An Alabama state representative wants a law capping high school coaching salaries (Featured)

Back in November of 2015, we did a piece that highlighted the 17 high school coaches in the state of Georgia that made $100,000 a year or more and it's one of the most read articles in ever on the site.

A lawmaker in Alabama wants to pass a law to make sure that doesn't happen in his state.

Craig Ford, Democratic state representative from Gadsden wants to enact a law that would put a cap on high school coaching salaries to limit the salary of coaches who don't teach to 75% of the salary of the high school principal at the school, according to AL.com.

“We’re putting the cart before the horse when we pay a coach more than a teacher in the classroom,” Ford suggests, before adding that "it’s getting out of hand."
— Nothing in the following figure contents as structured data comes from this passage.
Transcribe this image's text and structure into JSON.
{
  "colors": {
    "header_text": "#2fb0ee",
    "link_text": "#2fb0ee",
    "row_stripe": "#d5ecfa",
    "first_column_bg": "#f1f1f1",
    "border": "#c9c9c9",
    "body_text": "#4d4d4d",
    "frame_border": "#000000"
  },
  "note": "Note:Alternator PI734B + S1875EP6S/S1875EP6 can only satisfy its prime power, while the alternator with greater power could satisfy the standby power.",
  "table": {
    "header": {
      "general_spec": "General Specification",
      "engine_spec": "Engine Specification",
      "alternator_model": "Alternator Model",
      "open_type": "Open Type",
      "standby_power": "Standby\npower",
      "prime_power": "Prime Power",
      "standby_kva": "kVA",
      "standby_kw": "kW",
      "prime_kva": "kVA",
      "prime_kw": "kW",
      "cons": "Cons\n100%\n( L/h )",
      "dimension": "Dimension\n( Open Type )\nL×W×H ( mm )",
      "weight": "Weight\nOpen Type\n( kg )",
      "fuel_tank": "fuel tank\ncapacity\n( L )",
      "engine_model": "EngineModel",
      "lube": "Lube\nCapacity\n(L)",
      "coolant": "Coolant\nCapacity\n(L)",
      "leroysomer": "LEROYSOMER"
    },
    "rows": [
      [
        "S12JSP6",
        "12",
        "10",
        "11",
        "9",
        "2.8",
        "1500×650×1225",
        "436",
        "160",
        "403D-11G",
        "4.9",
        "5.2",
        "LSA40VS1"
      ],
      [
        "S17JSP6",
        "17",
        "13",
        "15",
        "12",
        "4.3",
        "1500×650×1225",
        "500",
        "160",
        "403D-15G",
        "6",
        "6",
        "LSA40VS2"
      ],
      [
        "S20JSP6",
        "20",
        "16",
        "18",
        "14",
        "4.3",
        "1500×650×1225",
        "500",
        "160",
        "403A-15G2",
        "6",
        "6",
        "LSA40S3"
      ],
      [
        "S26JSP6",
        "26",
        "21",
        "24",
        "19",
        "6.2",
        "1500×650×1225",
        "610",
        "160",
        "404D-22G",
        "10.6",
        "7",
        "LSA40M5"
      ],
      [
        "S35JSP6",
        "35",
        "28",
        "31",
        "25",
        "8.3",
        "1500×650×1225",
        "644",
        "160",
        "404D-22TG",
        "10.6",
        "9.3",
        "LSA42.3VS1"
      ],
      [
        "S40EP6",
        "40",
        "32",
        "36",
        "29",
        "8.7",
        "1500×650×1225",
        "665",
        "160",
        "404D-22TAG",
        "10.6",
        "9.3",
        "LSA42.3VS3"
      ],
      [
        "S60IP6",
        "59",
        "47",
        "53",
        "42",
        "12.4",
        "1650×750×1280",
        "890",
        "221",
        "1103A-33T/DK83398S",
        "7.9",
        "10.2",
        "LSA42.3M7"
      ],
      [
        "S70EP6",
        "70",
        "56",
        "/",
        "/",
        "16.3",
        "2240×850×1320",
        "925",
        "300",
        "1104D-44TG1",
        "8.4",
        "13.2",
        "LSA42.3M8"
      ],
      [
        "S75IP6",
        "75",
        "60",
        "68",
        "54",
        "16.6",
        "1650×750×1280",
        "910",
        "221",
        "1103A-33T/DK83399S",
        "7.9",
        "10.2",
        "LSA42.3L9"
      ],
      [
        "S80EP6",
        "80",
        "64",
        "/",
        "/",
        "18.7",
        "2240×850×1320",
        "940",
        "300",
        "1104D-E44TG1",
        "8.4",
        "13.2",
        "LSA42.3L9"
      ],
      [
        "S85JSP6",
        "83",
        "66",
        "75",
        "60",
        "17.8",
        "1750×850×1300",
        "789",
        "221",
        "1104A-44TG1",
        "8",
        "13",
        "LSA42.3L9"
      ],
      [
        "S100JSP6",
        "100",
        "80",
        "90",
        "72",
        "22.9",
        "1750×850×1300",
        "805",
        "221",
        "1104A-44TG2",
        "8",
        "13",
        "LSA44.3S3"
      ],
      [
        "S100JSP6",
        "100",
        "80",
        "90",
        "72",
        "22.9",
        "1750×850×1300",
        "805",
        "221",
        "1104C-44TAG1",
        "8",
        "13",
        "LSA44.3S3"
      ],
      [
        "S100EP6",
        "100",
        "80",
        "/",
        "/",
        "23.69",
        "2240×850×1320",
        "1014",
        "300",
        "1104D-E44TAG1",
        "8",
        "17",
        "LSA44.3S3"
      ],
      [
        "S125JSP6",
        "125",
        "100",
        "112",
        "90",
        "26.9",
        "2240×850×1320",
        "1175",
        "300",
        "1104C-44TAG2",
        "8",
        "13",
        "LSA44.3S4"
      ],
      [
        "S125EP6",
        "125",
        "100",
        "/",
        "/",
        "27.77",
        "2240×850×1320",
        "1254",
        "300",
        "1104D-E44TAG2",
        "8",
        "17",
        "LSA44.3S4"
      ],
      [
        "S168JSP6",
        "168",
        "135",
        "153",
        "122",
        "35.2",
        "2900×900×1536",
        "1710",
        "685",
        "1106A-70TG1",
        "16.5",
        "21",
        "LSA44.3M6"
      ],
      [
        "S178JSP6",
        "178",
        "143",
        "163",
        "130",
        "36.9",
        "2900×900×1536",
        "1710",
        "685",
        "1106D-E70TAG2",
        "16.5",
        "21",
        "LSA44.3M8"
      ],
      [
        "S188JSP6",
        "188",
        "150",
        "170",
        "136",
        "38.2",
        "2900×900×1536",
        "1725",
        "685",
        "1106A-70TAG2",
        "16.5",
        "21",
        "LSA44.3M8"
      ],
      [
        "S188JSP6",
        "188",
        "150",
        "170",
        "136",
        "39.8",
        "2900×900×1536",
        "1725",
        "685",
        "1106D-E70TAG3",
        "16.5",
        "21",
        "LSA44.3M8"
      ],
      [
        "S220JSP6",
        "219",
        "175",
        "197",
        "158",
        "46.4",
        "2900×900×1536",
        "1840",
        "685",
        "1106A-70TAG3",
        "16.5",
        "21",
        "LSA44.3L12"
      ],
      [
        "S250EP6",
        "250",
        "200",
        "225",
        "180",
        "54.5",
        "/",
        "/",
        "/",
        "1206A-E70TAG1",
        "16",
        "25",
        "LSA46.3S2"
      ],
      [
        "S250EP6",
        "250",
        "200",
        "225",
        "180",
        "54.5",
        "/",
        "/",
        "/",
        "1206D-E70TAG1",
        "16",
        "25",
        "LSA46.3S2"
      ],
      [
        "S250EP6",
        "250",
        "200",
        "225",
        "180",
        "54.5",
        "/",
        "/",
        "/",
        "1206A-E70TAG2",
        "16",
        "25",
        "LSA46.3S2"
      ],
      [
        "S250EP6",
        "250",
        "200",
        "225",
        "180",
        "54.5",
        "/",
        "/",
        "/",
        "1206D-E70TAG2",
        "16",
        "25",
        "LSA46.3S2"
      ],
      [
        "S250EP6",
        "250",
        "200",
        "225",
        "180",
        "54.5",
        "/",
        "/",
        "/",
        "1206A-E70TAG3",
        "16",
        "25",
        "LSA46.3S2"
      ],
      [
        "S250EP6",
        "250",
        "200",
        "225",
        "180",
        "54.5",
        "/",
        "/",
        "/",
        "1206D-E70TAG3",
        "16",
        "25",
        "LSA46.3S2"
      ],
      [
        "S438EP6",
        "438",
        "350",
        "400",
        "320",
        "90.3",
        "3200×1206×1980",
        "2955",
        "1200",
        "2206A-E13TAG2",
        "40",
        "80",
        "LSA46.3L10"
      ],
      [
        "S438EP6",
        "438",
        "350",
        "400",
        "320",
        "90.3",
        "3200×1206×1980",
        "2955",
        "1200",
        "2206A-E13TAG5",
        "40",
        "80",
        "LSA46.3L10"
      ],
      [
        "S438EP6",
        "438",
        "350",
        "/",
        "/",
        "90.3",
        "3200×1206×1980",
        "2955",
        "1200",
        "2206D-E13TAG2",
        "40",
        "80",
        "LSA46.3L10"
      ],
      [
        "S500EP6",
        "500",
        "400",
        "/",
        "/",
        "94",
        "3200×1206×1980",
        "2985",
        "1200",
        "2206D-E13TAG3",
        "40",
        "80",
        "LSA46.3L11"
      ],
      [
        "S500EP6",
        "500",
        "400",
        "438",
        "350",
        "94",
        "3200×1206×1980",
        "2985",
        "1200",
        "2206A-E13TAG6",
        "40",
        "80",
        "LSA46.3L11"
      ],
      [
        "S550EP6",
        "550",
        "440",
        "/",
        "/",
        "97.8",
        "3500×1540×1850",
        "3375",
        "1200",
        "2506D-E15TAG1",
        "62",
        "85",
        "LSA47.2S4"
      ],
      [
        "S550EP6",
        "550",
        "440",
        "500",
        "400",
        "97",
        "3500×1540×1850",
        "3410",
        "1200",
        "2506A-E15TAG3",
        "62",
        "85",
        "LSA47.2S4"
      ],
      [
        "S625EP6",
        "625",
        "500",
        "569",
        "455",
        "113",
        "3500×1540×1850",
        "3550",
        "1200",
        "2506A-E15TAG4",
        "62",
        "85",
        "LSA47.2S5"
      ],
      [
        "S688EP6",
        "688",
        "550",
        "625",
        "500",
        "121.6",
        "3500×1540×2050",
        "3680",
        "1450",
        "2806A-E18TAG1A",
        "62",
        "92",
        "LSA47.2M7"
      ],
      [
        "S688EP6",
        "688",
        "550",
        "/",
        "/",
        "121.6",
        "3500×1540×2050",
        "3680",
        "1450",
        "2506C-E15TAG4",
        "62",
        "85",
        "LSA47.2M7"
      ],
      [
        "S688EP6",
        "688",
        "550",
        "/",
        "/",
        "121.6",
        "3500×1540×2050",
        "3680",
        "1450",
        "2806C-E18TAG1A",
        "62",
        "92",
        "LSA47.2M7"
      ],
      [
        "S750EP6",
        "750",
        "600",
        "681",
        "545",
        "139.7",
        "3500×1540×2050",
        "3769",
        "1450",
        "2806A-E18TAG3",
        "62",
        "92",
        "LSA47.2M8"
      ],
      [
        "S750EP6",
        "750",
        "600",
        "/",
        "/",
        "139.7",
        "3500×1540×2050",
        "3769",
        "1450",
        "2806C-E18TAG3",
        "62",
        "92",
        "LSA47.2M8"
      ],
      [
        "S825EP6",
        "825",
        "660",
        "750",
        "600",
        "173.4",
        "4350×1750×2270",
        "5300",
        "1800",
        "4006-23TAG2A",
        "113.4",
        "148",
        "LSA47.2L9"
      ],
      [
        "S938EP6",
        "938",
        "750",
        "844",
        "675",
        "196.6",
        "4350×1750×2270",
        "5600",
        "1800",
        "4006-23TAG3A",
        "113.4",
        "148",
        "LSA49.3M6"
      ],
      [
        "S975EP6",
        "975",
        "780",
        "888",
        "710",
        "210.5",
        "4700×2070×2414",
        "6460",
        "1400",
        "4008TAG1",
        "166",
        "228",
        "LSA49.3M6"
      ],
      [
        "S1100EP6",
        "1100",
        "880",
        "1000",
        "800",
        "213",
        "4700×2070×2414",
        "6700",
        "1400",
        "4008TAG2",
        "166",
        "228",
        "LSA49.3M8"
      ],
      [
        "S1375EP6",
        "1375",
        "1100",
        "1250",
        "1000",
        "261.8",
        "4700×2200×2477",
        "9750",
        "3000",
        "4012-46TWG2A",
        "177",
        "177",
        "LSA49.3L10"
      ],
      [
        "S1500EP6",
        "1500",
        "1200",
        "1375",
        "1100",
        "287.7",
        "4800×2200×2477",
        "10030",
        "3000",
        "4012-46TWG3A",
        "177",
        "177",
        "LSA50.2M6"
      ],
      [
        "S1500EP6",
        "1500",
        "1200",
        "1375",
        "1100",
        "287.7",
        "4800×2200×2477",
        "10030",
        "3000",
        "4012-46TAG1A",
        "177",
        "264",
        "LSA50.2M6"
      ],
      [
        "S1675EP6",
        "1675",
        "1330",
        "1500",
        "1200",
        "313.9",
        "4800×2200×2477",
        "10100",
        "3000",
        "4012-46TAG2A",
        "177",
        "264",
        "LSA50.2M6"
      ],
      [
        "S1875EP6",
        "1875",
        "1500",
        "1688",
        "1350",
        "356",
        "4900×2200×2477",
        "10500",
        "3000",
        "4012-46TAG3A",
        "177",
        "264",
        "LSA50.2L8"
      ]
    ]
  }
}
Most coaches are teachers in one form or another, and the AL.com article goes on to name a number of coaches earning well over six-figures that teach a few classes involving the weight room that this specific law may not end up applying to.

The highest paid coach in the state, not surprisingly, is Hoover's Josh Niblett, who makes $133,000 per year, and Niblett also teaches three classes a day in the school's weight room. There are a number of other coaches in-state who earn over the $100,000 mark coaching and holding similar teaching duties involving weight training at the school.

If the law ends up specifying certain subjects that constitute "teaching a class", and ends up leaving out weight lifting or similar duties and saying that coaches need to teach a core class, this could have an impact on quite a few coaches in Alabama, but at this point, the details of the proposed law are still being ironed out.